Un homme en pleurs qui sonne aux portes en hurlant avoir été kidnappé à Bruxelles. A Anderlecht précisément. Voilà la scène vécue à l’aube par les habitants de la Edingensesteenweg à Hal ce dimanche. Il était 5 h 20 lorsque cet individu est parvenu à s’échapper via une fenêtre d’un hangar situé dans le quartier.

Prévenue par les riverains, la police locale a rapidement demandé l’intervention des unités spéciales de la police fédérale. Le quartier a été entièrement bouclé, les habitants invités à fermer portes et fenêtres.

Trois individus étaient cachés dans le hangar abandonné. L’un d’entre eux s’est vite rendu face aux injonctions des forces spéciales d’intervention. Il a fallu attendre 10 h 30 pour que l’opération prenne fin. Les deux autres suspects restés à l’intérieur ne voulaient pas se rendre. L’un d’entre eux, armé, s’est avancé en rampant avant d’être interpellé. Le second s’est caché dans le grenier et les unités spéciales ont dû faire usage d’un drone et envoyer un chien pisteur dans le hangar pour parvenir enfin à le maîtriser.

Les suspects ont fait usage d’une Golf noire immatriculée avec des plaques Z (garage) pour arriver dans ce hangar situé à l’arrière d’une maison abandonnée et mise en vente depuis trois semaines. Maison qui, selon nos confrères de Het Laatste Nieuws, avait fait l’objet d’une intrusion lundi dernier, une porte ayant été fracturée.

Sur les circonstances des faits, le parquet de Bruxelles qui a repris l’affaire, ne se prononce pas encore. Le parquet précise dans un communiqué que quatre personnes ont été privées de leur liberté et que l’enquête se poursuit pour déterminer les circonstances des faits.

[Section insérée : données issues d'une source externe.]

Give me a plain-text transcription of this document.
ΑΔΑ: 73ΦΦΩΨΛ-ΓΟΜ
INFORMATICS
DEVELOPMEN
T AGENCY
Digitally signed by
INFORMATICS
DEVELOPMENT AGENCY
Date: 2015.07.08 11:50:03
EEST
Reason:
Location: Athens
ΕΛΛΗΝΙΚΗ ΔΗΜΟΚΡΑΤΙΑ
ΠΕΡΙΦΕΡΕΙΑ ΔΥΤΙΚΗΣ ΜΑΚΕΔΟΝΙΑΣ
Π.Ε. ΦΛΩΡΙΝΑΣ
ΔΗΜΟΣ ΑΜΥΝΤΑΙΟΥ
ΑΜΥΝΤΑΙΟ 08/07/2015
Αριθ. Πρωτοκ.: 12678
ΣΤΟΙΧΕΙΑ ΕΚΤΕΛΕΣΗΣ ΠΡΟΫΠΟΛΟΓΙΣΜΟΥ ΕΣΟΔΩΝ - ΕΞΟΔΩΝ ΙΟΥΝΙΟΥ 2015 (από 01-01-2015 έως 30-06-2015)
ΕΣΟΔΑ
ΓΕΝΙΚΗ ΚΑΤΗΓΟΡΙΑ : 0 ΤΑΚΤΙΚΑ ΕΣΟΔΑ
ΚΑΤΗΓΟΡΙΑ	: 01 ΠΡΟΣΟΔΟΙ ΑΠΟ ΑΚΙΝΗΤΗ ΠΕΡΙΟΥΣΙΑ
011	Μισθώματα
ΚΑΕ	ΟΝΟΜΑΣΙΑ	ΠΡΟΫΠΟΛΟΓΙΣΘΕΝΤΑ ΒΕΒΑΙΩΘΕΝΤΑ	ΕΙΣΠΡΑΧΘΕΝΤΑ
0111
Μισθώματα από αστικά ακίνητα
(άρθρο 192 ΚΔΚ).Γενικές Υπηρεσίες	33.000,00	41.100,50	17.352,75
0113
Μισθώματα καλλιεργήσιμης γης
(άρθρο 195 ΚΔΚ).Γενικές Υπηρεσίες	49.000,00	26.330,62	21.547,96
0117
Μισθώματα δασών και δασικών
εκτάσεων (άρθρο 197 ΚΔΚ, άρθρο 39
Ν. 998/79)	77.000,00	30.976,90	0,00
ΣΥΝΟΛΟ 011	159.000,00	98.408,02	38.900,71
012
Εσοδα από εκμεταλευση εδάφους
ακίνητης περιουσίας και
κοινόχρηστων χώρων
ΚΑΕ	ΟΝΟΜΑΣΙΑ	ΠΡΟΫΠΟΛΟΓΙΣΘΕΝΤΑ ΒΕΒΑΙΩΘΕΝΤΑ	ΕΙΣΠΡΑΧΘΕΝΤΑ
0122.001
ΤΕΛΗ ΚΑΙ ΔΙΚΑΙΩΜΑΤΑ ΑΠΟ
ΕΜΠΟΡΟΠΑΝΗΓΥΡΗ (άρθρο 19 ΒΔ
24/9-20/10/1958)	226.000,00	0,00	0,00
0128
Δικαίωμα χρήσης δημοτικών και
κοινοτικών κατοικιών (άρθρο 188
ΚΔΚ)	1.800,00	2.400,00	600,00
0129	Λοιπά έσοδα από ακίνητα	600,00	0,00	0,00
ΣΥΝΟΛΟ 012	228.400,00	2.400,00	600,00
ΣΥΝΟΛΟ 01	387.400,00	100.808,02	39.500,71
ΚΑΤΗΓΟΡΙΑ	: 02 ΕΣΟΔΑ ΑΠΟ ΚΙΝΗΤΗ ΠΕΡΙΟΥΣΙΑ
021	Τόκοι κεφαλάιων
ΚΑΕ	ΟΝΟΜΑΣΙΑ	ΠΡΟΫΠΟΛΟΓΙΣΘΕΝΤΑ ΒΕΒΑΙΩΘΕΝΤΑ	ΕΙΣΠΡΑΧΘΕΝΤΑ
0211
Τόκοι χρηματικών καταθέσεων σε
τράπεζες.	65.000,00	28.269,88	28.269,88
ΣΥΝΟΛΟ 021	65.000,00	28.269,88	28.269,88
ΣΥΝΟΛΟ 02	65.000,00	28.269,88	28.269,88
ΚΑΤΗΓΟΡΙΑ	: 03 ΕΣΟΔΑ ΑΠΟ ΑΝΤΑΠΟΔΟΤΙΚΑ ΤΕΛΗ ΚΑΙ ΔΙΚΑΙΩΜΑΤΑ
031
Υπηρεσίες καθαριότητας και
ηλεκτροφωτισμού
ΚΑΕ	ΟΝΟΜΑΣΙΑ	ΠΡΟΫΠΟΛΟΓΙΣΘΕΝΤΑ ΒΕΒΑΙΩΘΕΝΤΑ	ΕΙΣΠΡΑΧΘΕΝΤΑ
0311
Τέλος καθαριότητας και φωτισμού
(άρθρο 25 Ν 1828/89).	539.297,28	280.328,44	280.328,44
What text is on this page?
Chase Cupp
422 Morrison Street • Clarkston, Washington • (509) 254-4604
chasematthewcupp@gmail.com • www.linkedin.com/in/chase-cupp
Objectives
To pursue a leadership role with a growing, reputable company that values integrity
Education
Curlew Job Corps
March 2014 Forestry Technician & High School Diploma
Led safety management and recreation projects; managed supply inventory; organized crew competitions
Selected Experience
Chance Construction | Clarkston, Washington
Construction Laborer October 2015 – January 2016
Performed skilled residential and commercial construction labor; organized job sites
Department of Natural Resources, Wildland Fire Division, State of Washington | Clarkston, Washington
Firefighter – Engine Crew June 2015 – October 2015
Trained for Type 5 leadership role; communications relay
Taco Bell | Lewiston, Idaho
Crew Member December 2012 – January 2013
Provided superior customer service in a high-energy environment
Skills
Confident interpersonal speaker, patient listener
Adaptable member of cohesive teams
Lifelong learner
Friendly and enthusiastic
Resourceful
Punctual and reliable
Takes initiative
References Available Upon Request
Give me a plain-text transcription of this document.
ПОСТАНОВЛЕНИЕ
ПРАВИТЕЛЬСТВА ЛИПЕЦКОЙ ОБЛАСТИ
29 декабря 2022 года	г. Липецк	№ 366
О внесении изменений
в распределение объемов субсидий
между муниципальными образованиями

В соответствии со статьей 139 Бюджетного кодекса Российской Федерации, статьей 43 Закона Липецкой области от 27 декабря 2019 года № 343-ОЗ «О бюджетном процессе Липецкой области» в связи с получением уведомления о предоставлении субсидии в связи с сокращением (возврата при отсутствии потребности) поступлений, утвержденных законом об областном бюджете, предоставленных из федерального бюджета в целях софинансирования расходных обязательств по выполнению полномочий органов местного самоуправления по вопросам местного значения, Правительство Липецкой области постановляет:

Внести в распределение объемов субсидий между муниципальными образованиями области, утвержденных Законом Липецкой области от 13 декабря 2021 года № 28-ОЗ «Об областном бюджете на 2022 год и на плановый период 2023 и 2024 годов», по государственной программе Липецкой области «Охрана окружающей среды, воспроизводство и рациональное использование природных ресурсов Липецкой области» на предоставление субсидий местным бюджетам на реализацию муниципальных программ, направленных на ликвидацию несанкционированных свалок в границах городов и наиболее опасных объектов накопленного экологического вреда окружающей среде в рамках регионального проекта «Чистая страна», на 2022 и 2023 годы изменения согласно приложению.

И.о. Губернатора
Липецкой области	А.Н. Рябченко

Ce n’est pas la première fois qu’un enlèvement aux circonstances peu claires est constaté à Bruxelles. Pas plus tard que l’été dernier, nous vous relations un entretien avec un expert de la police judiciaire fédérale de Bruxelles qui nous parlait de ce phénomène inquiétant à la mode dans le milieu criminel de la capitale, qu’est celui des enlèvements entre trafiquants de stupéfiants. Rappelons ici que l’enquête sur les faits survenus à Hal ce dimanche ne permet pas encore de se diriger vers cette piste mais soulignons tout de même que cette pratique est courante ces dernières années dans le milieu, face à la concurrence de plus en plus importante entre trafiquants de stupéfiants. Des kidnappings et séquestrations aux fins parfois tragiques, au cours desquels il est demandé des rançons aux familles des personnes enlevées.

Les rançons demandées aux familles peuvent parfois grimper très haut. “Cela va de 5 000 à 100 000 euros “, nous avait précisé le responsable de l’unité antibanditisme de la PJF de Bruxelles. Et il ajoutait que toute la difficulté était de faire parler les victimes de ces enlèvements. “Ils ne veulent forcément pas dire qui les a enlevés puisqu’ils viennent eux aussi du milieu criminel et qu’ils craignent les conséquences”, terminait notre expert.

On devrait en savoir davantage ce lundi sur les motifs de ce nouvel enlèvement survenu ce week-end à Hal.